Other books that guided the development of Helen (and furthered my understanding of Little Women) were Lost Summer of Louisa May Alcott by Kelly O’Connor McNees and Alcott’s much lesser known novel Work. McNees explores the reality that Alcott never did marry but perhaps did fall in love but chose her career over love and a life of domesticity. Given that we learn from Greta Gerwig’s latest Little Women that Alcott’s publisher did indeed insist Jo be married by the end of the story, McNees story gives readers a chance to consider how Alcott might have ended Little Women if it’d been up to her. McNees story also seems to better portray the real-life struggles of the Alcott family. The father Bronson Alcott was nothing like the quiet Civil War chaplain in Little Women but professed philosophical ideas that left his wife and daughters with little food and reliance on the charity of friends. No wonder Marmee/Abigail Alcott was “angry nearly every day of her life.” As well, Louisa May Alcott’s novel Work expands on the hardships and limited choices women endured to earn a living.

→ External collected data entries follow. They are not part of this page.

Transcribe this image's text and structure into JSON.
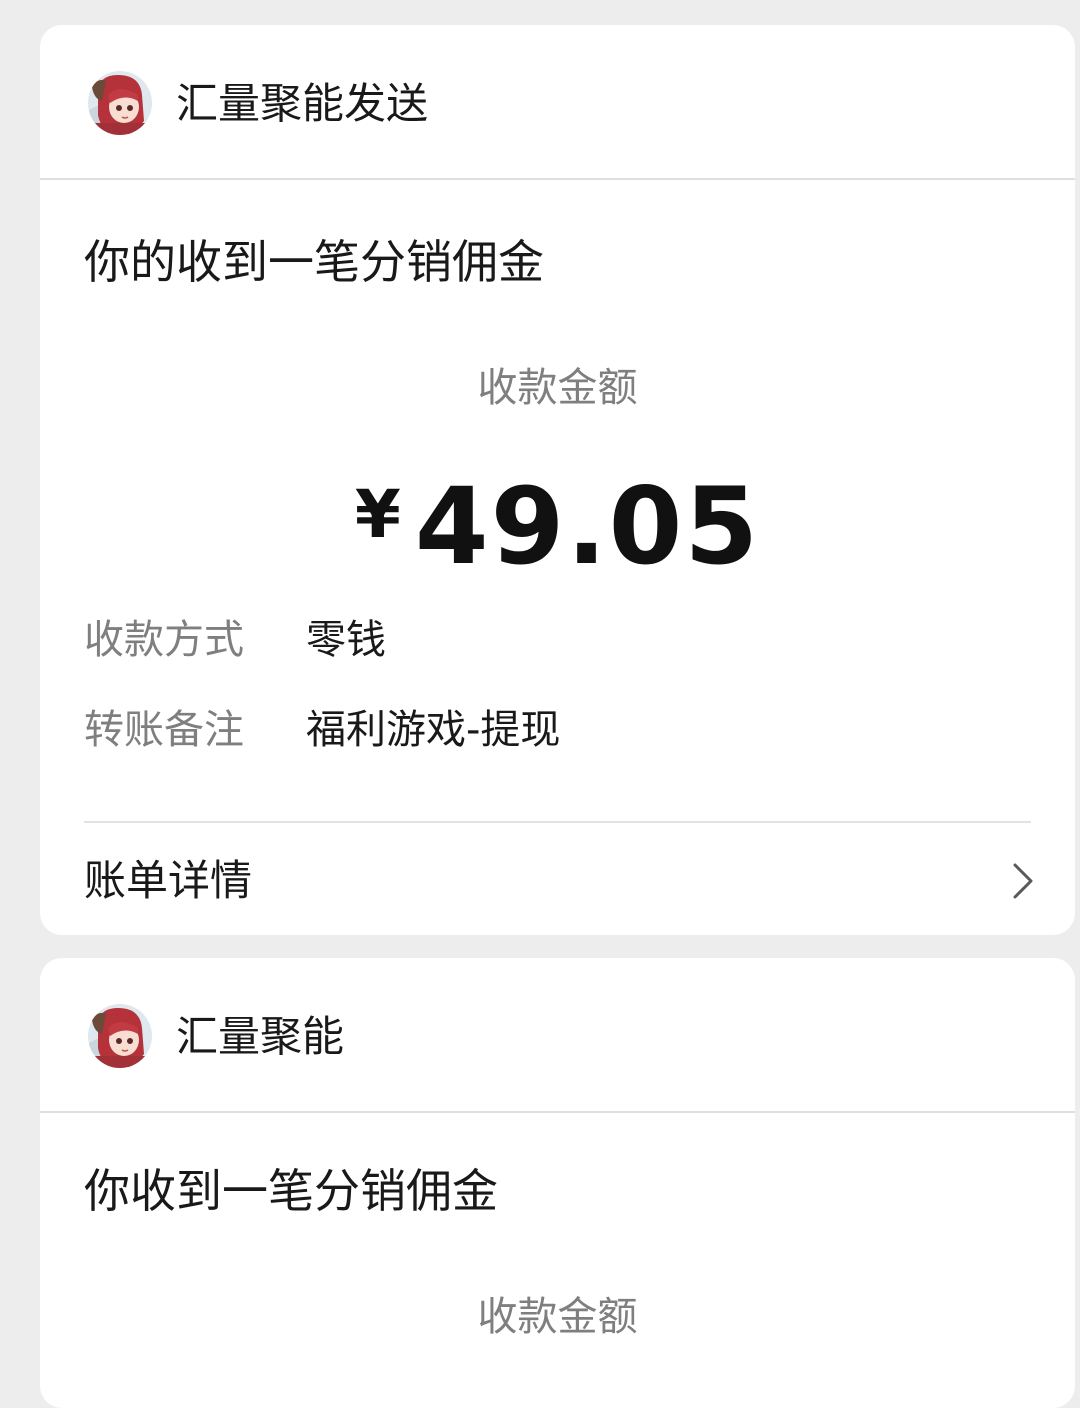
{
  "cards": [
    {
      "sender": "汇量聚能发送",
      "title": "你的收到一笔分销佣金",
      "amount_label": "收款金额",
      "currency_symbol": "¥",
      "amount": "49.05",
      "details": [
        {
          "key": "收款方式",
          "value": "零钱"
        },
        {
          "key": "转账备注",
          "value": "福利游戏-提现"
        }
      ],
      "bill_link": "账单详情"
    },
    {
      "sender": "汇量聚能",
      "title": "你收到一笔分销佣金",
      "amount_label": "收款金额"
    }
  ],
  "colors": {
    "page_background": "#ededed",
    "card_background": "#ffffff",
    "primary_text": "#191919",
    "secondary_text": "#7f7f7f"
  },
  "icons": {
    "avatar": "anime-girl-avatar-icon",
    "chevron": "chevron-right-icon"
  }
}
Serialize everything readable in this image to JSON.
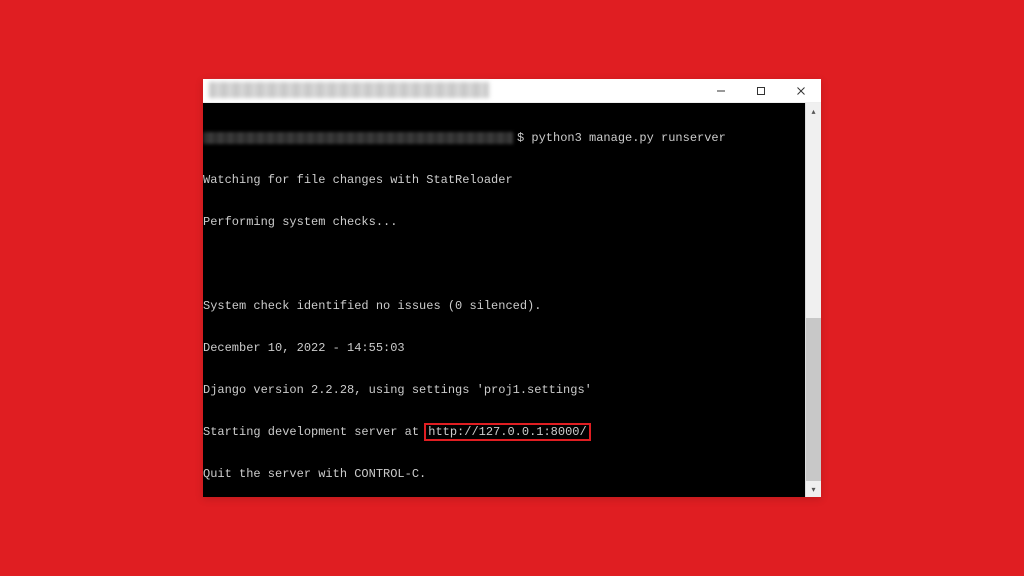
{
  "window": {
    "controls": {
      "minimize": "minimize",
      "maximize": "maximize",
      "close": "close"
    }
  },
  "terminal": {
    "prompt_suffix": "$ ",
    "command": "python3 manage.py runserver",
    "lines": {
      "l1": "Watching for file changes with StatReloader",
      "l2": "Performing system checks...",
      "l3": "",
      "l4": "System check identified no issues (0 silenced).",
      "l5": "December 10, 2022 - 14:55:03",
      "l6": "Django version 2.2.28, using settings 'proj1.settings'",
      "l7a": "Starting development server at ",
      "l7_url": "http://127.0.0.1:8000/",
      "l8": "Quit the server with CONTROL-C."
    }
  },
  "highlight_color": "#e01e22"
}
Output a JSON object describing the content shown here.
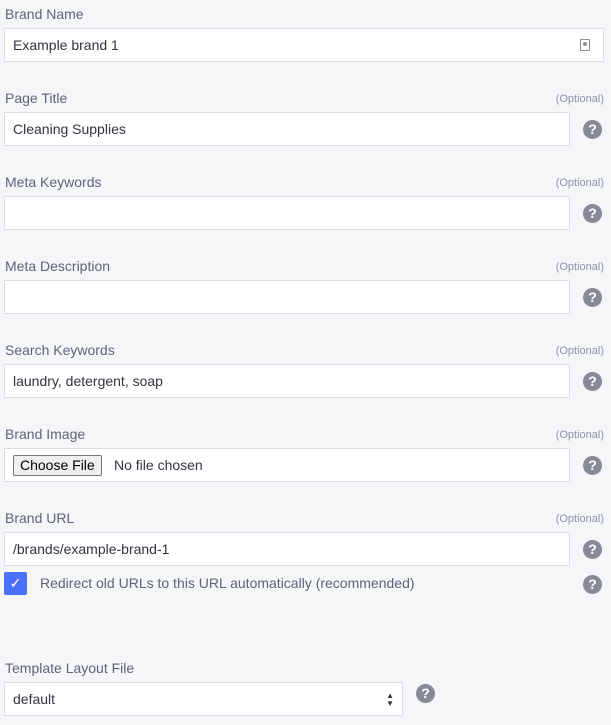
{
  "brand_name": {
    "label": "Brand Name",
    "value": "Example brand 1",
    "icon": "contact-card-icon"
  },
  "page_title": {
    "label": "Page Title",
    "optional": "(Optional)",
    "value": "Cleaning Supplies"
  },
  "meta_keywords": {
    "label": "Meta Keywords",
    "optional": "(Optional)",
    "value": ""
  },
  "meta_description": {
    "label": "Meta Description",
    "optional": "(Optional)",
    "value": ""
  },
  "search_keywords": {
    "label": "Search Keywords",
    "optional": "(Optional)",
    "value": "laundry, detergent, soap"
  },
  "brand_image": {
    "label": "Brand Image",
    "optional": "(Optional)",
    "button": "Choose File",
    "status": "No file chosen"
  },
  "brand_url": {
    "label": "Brand URL",
    "optional": "(Optional)",
    "value": "/brands/example-brand-1"
  },
  "redirect": {
    "label": "Redirect old URLs to this URL automatically (recommended)",
    "checked": true
  },
  "template_layout": {
    "label": "Template Layout File",
    "value": "default"
  },
  "help_glyph": "?",
  "check_glyph": "✓",
  "colors": {
    "accent": "#4b71fc",
    "help_icon": "#858a98",
    "background": "#f5f6f8"
  }
}
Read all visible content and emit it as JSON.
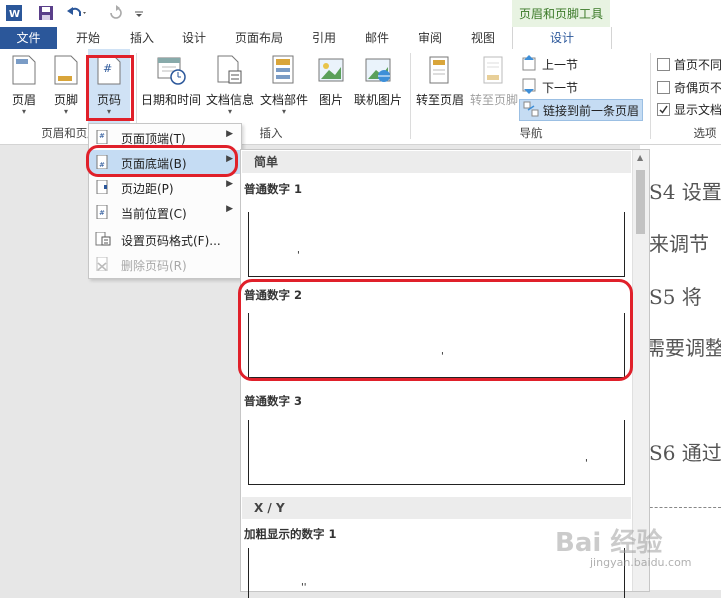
{
  "title_bar": {
    "context_tool_header": "页眉和页脚工具",
    "quick_access": [
      "word-logo-icon",
      "save-icon",
      "undo-icon",
      "redo-icon",
      "customize-icon"
    ]
  },
  "tabs": {
    "file": "文件",
    "home": "开始",
    "insert": "插入",
    "design": "设计",
    "layout": "页面布局",
    "references": "引用",
    "mailings": "邮件",
    "review": "审阅",
    "view": "视图",
    "active": "设计"
  },
  "ribbon": {
    "header": "页眉",
    "footer": "页脚",
    "page_number": "页码",
    "date_time": "日期和时间",
    "doc_info": "文档信息",
    "doc_parts": "文档部件",
    "picture": "图片",
    "online_picture": "联机图片",
    "goto_header": "转至页眉",
    "goto_footer": "转至页脚",
    "prev_section": "上一节",
    "next_section": "下一节",
    "link_prev": "链接到前一条页眉",
    "diff_first": "首页不同",
    "diff_odd_even": "奇偶页不",
    "show_doc_text": "显示文档",
    "group_header_footer": "页眉和页脚",
    "group_insert": "插入",
    "group_navigation": "导航",
    "group_options": "选项"
  },
  "menu": {
    "items": [
      {
        "label": "页面顶端(T)",
        "has_submenu": true
      },
      {
        "label": "页面底端(B)",
        "has_submenu": true
      },
      {
        "label": "页边距(P)",
        "has_submenu": true
      },
      {
        "label": "当前位置(C)",
        "has_submenu": true
      },
      {
        "label": "设置页码格式(F)...",
        "has_submenu": false
      },
      {
        "label": "删除页码(R)",
        "has_submenu": false
      }
    ]
  },
  "gallery": {
    "section_simple": "简单",
    "section_xy": "X / Y",
    "items": [
      "普通数字 1",
      "普通数字 2",
      "普通数字 3",
      "加粗显示的数字 1"
    ]
  },
  "document": {
    "lines": [
      "S4 设置",
      "来调节",
      "S5 将",
      "需要调整",
      "S6 通过"
    ]
  },
  "watermark": {
    "brand": "Bai 经验",
    "url": "jingyan.baidu.com"
  },
  "colors": {
    "file_tab": "#2b579a",
    "context_header": "#3b7a28",
    "highlight": "#c5dcf3",
    "annotation_red": "#e0202a"
  }
}
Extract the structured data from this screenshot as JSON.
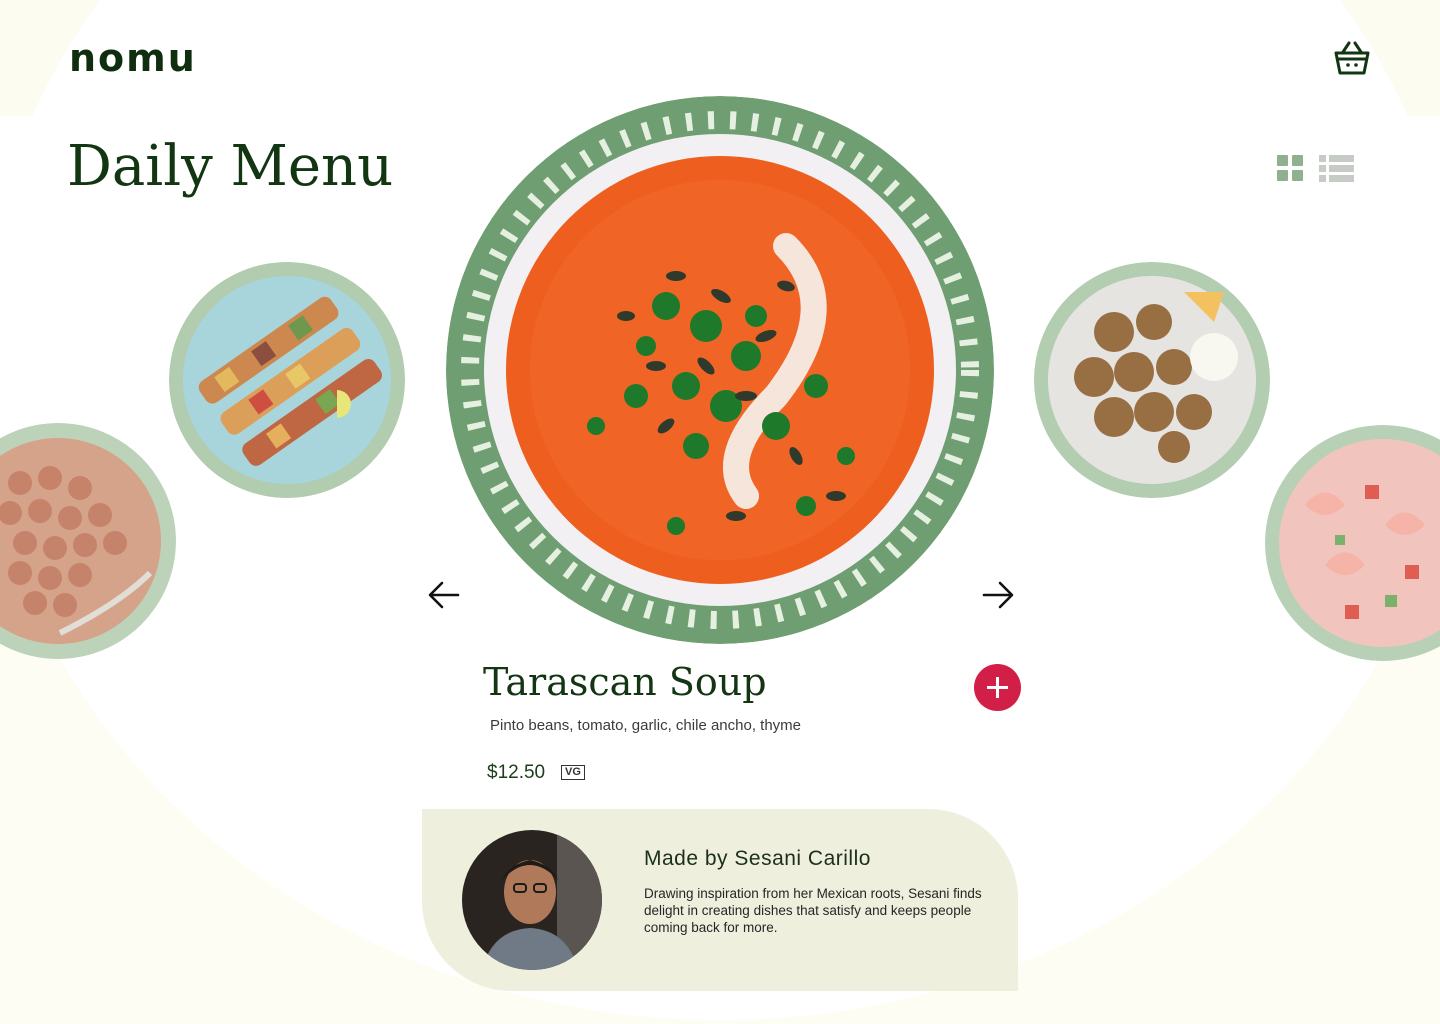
{
  "header": {
    "logo": "nomu",
    "cart_icon": "basket-icon"
  },
  "page": {
    "title": "Daily Menu",
    "view_toggle": {
      "grid_icon": "grid-view-icon",
      "list_icon": "list-view-icon"
    }
  },
  "carousel": {
    "prev_icon": "arrow-left-icon",
    "next_icon": "arrow-right-icon",
    "side_dishes": [
      "chickpeas",
      "grilled kebabs",
      "fritters",
      "shrimp ceviche"
    ]
  },
  "dish": {
    "name": "Tarascan Soup",
    "ingredients": "Pinto beans, tomato, garlic, chile ancho, thyme",
    "price": "$12.50",
    "tag": "VG",
    "add_icon": "plus-icon"
  },
  "chef": {
    "title": "Made by Sesani Carillo",
    "bio": "Drawing inspiration from her Mexican roots, Sesani finds delight in creating dishes that satisfy and keeps people coming back for more."
  },
  "colors": {
    "brand_green": "#123512",
    "plate_green": "#6f9e72",
    "accent_red": "#d21f47",
    "card_bg": "#efefde"
  }
}
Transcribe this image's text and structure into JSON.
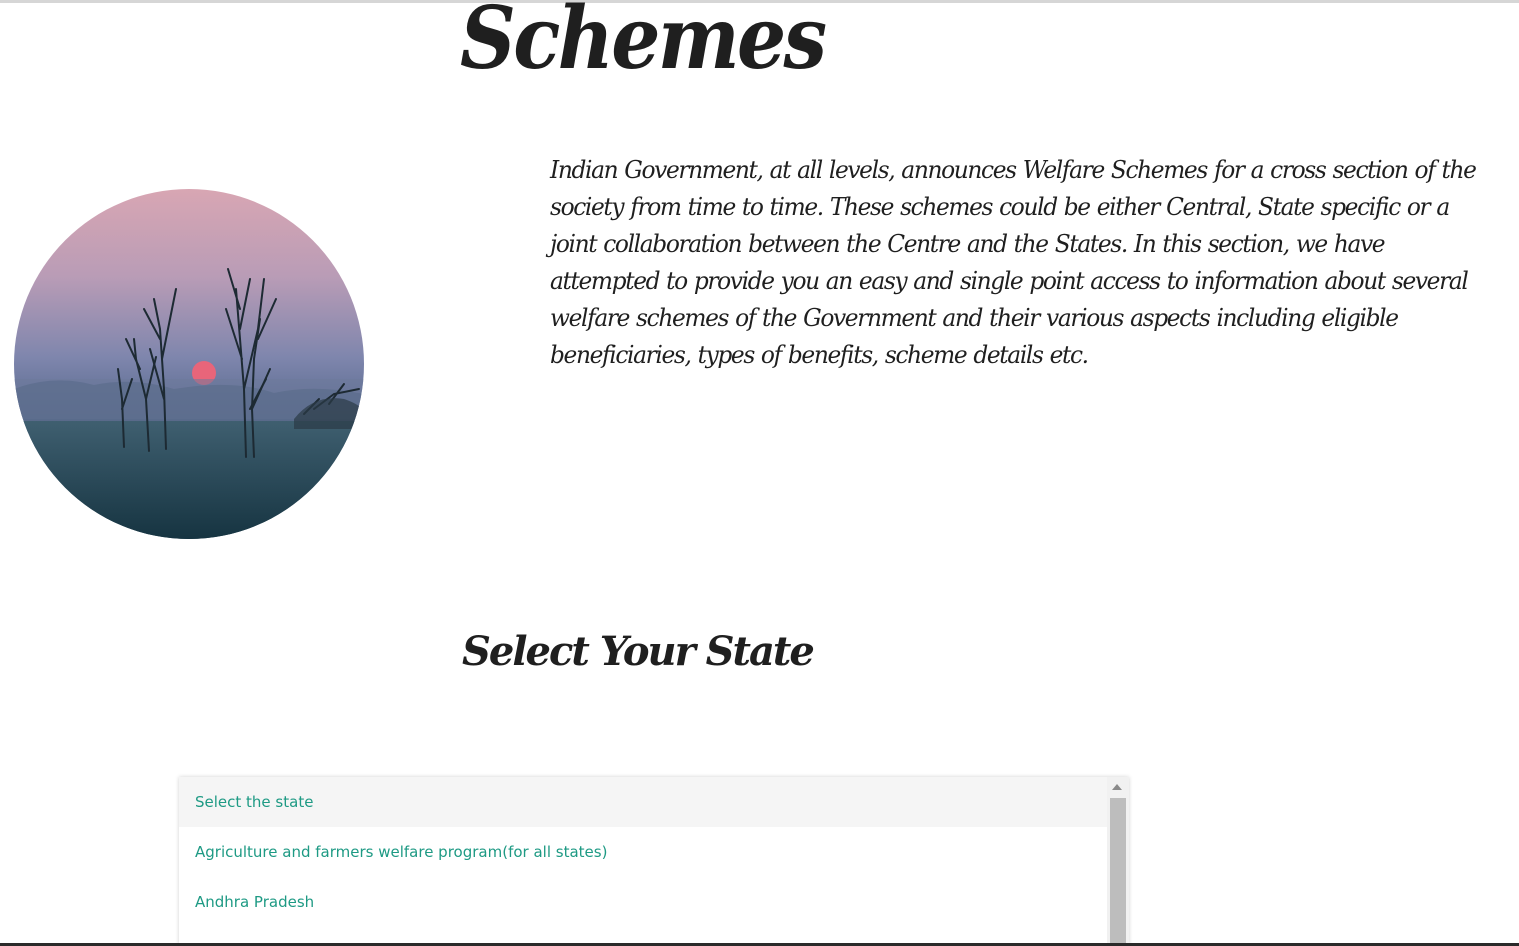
{
  "page": {
    "title": "Schemes",
    "image_alt": "Misty sunrise over field with bare trees"
  },
  "intro": {
    "text": "Indian Government, at all levels, announces Welfare Schemes for a cross section of the society from time to time. These schemes could be either Central, State specific or a joint collaboration between the Centre and the States. In this section, we have attempted to provide you an easy and single point access to information about several welfare schemes of the Government and their various aspects including eligible beneficiaries, types of benefits, scheme details etc."
  },
  "state_selector": {
    "heading": "Select Your State",
    "options": [
      "Select the state",
      "Agriculture and farmers welfare program(for all states)",
      "Andhra Pradesh"
    ],
    "selected_index": 0
  },
  "colors": {
    "option_text": "#1e9a84",
    "heading_text": "#1f1f1f",
    "selected_option_bg": "#f5f5f5"
  }
}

Helen also would have had access to the Brontë sisters and their novels, and Jane Eyre by Charlotte Brontë might have guided the thinking of a young woman coming of age in the early 20th century. From reading it as a teen, I remembered Jane’s aunt and cousins were horrible to her, she was banished to an orphanage, became a governess in one of those imposing English estates, and there was a ghost and a fire. Oh, and, famously, she married him in the end. But upon rereading, I found a young woman full of questions and determination, and I think Jane’s strong will and her desire to honor her needs over tradition and authority would have excited Helen.
These two new women Jo March and Jane Eyre—independent and seeking stability and fulfillment on their own terms—helped shape Helen’s coming-of-age story during the 1918 influenza pandemic, and I can’t wait to share her with you.